A price on carbon in the U.S. and around the world would unleash market forces to reduce emissions. Greenhouse-intensive energy sources such as coal would become less economical. And industry would have a dollars-and-cents incentive to experiment with technologies that could reduce the climate impact of continued use of fossil fuels.

Which brings us to carbon capture and sequestration—CCS for short—technology that’s been around for decades and involves pricey methods to reduce emissions from power plants and petroleum refineries. With inadvertent bad timing, Shell chose the same Friday morning Obama announced his Keystone death sentence, Nov. 6, to hold a gala valve-turning ceremony for a CCS project linked to the Athabasca oil sands operation in Alberta. A tangle of pipes, stacks, and scaffolding that a layman’s eye can’t distinguish from the rest of a vast refining facility, the Quest CCS initiative is designed to separate out and safely store underground more than 1 million tons of carbon dioxide annually. This is CO2 generated during the initial process of refining bitumen for transportation. One million tons is a significant amount—equal to the annual emissions of some 250,000 cars—but Quest demonstrates that CCS isn’t a panacea. The Shell project removes only one-third of the CO2 produced by the company’s bitumen upgrader; that means the other two-thirds, equivalent to what comes out of 500,000 cars a year, will still head skyward.

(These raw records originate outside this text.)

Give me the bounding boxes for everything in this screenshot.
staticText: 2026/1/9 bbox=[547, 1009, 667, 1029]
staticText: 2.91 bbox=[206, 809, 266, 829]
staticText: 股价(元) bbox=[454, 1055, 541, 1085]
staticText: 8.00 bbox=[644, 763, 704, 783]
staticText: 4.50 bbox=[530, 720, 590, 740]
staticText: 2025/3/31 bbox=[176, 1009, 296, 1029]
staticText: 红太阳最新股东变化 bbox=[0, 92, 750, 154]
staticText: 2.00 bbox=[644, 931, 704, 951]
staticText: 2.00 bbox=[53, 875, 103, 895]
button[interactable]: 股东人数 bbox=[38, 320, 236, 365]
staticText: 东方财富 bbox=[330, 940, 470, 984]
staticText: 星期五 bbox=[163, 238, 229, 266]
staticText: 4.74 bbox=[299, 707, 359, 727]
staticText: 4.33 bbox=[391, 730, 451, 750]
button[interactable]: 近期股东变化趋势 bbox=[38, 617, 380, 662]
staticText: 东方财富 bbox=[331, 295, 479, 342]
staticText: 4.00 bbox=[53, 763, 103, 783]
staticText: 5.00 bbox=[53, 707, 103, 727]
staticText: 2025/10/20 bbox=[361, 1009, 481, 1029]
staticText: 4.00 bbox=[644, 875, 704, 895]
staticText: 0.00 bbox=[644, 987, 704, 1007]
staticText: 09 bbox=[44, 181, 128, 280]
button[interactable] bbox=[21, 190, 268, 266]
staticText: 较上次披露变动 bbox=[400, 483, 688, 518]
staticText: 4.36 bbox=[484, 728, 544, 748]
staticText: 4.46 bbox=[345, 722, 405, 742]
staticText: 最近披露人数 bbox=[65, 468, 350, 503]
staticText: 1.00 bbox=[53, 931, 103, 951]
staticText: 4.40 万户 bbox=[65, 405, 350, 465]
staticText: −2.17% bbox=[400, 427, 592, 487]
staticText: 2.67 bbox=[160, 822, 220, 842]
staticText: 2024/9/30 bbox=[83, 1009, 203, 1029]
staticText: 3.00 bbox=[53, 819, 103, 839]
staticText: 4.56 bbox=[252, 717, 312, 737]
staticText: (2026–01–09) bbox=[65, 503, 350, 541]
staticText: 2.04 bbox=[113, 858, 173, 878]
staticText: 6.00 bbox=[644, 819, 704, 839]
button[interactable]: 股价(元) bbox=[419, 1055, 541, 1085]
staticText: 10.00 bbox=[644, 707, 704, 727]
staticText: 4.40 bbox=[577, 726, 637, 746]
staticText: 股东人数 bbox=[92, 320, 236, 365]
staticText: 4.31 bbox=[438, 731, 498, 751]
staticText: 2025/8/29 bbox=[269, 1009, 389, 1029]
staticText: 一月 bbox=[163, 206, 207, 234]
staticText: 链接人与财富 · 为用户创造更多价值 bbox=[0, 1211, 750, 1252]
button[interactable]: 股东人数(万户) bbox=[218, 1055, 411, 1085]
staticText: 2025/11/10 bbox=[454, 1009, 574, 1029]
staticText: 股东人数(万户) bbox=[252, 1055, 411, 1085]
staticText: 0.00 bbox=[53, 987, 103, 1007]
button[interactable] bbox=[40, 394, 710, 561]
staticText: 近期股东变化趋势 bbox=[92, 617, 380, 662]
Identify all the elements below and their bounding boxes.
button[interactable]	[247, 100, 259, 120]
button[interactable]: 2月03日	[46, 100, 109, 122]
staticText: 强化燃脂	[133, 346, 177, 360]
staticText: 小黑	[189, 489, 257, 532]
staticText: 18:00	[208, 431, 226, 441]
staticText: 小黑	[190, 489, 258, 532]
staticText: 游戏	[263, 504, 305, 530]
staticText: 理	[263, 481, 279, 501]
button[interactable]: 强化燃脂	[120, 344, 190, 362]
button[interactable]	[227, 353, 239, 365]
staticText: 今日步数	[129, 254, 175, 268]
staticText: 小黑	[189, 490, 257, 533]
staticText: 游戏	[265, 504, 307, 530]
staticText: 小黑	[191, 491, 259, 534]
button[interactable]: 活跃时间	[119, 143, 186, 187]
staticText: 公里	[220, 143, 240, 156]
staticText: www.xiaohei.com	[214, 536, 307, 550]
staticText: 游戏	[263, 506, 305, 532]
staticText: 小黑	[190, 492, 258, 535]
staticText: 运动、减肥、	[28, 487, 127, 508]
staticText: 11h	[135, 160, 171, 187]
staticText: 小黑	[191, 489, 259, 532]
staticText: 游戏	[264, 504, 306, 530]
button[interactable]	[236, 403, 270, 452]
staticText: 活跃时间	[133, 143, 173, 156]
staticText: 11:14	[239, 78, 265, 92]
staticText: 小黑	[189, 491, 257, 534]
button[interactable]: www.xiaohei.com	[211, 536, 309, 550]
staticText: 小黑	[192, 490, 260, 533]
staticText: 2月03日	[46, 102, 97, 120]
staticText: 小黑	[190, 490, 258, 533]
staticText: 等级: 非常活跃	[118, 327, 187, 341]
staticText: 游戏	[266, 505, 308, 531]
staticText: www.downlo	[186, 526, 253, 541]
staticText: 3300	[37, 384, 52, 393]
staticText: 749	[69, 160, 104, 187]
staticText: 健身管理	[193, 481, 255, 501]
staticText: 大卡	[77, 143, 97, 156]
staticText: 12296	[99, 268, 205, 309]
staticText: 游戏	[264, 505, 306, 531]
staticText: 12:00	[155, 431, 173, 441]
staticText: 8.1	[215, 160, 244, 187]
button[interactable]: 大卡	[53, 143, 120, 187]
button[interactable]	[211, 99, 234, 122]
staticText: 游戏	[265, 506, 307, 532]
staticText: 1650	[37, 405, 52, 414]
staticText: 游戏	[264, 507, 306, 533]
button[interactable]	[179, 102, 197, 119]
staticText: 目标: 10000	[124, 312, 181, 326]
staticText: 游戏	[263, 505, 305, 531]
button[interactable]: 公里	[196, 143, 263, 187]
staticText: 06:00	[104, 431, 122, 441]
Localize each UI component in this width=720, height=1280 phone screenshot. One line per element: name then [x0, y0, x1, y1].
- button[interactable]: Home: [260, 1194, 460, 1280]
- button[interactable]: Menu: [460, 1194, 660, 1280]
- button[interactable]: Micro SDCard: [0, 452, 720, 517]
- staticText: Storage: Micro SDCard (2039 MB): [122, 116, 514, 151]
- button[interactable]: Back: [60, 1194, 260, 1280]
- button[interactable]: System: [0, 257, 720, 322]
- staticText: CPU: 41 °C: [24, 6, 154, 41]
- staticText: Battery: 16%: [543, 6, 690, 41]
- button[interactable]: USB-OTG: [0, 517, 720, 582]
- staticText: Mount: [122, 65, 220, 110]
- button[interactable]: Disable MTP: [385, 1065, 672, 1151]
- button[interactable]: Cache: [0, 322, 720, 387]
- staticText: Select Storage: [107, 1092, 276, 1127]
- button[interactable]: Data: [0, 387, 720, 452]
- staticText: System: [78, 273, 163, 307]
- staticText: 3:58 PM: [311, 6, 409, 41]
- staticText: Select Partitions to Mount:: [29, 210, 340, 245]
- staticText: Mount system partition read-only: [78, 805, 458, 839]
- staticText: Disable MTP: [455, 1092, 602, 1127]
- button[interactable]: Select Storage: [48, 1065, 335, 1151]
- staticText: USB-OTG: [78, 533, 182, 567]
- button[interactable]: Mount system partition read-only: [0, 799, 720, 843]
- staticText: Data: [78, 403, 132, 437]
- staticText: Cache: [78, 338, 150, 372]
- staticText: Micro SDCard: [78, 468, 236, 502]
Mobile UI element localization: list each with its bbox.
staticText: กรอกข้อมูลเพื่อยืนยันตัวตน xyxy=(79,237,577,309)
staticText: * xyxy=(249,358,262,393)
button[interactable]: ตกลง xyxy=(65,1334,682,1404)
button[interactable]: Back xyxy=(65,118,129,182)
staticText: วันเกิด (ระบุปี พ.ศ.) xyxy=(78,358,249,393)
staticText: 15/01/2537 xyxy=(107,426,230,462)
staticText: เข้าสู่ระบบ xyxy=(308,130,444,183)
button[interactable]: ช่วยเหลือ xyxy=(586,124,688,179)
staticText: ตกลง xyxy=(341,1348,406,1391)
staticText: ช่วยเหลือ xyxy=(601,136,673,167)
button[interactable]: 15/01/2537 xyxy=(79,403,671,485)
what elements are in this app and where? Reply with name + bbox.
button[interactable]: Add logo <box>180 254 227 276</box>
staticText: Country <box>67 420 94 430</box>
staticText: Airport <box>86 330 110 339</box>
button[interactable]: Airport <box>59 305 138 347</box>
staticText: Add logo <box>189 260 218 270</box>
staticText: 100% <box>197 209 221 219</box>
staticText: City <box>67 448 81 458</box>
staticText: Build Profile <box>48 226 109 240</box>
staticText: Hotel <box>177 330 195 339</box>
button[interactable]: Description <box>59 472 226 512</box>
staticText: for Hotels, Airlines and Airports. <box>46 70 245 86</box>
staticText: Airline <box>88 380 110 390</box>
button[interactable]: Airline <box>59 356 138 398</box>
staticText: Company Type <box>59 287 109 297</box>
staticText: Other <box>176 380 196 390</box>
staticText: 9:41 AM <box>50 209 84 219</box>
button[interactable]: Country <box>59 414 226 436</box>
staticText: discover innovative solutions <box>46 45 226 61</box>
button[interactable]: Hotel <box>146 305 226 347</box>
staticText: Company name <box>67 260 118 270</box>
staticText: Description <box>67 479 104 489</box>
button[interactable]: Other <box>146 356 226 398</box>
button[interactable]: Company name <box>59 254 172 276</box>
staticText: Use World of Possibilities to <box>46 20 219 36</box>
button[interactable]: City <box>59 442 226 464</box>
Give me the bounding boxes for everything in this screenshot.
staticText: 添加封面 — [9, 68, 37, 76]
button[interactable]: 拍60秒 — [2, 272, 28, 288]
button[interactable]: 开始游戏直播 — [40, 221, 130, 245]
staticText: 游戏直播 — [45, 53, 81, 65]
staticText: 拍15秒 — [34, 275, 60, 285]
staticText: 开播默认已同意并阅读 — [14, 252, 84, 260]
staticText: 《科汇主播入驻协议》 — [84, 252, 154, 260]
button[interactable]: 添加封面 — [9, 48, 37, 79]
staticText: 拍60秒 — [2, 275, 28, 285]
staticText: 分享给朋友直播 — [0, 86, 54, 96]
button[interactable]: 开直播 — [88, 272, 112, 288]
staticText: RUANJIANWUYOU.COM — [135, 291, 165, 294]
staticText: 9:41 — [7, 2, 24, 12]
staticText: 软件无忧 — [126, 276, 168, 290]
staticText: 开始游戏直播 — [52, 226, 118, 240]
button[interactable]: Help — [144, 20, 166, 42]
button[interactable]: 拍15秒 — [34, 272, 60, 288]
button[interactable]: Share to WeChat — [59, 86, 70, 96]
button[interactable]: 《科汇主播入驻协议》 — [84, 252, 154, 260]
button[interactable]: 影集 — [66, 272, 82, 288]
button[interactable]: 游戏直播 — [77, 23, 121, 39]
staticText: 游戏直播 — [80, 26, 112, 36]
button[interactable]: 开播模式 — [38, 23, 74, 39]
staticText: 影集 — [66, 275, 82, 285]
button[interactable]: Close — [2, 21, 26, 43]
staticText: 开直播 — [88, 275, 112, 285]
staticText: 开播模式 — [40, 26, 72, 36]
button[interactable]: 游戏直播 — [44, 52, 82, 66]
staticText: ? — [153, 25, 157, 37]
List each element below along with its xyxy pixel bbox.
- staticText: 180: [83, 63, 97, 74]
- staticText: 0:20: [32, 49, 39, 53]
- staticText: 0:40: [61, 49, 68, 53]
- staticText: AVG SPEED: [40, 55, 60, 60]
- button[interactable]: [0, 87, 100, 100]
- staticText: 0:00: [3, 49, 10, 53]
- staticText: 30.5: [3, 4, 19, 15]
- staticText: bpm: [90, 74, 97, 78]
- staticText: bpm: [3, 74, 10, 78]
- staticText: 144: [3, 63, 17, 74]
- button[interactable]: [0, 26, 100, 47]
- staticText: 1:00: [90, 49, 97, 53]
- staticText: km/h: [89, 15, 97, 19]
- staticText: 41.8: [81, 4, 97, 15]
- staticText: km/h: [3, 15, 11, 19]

Limited though it may be, Quest shows that with the right incentives in place, CCS can happen. Alberta imposes an $11.25-a-ton carbon price, which Van Beurden says constitutes a helpful, if too gentle, kick in the pants to reduce emissions. More salient, the governments of Alberta and Canada provided $650 million in subsidies to get Quest built. The U.S. Department of Energy chipped in $500,000 more for safety monitoring of the carbon, buried a mile and a quarter underground.
Fifteen mostly new CCS projects, including Quest, now operate around the world, Van Beurden notes. The technology won’t take off, though, in the absence of either flat-out government subsidies or a system of carbon pricing at $60 to $80 a ton, which at present doesn’t seem likely. “We don’t make money out of sticking CO2 in the ground,” he says, “so the only way you can do it is to somehow create a price on emitting the carbon.”

Ponder that for a moment: The CEO of an oil multinational asking for government imposition of substantial levies so he’s forced to invest shareholder money in environmental protection. In a joint public statement in June, major European-based oil and gas companies BG Group (which Shell is acquiring), BP, Eni, Statoil, and Total joined with Shell to call for carbon pricing. Less forward-thinking American rivals such as Chevron and Exxon didn’t add their voices to the rallying cry.
Will New York’s investigation of Exxon nudge it to join the cause? Seems unlikely. Singling out Exxon for potential prosecution might cheer environmentalists, but it won’t move us toward a carbon price. It’s strange and too bad that while Shell was pointing the way toward real progress in chilly Alberta, so much attention was being devoted to posturing in New York and Washington.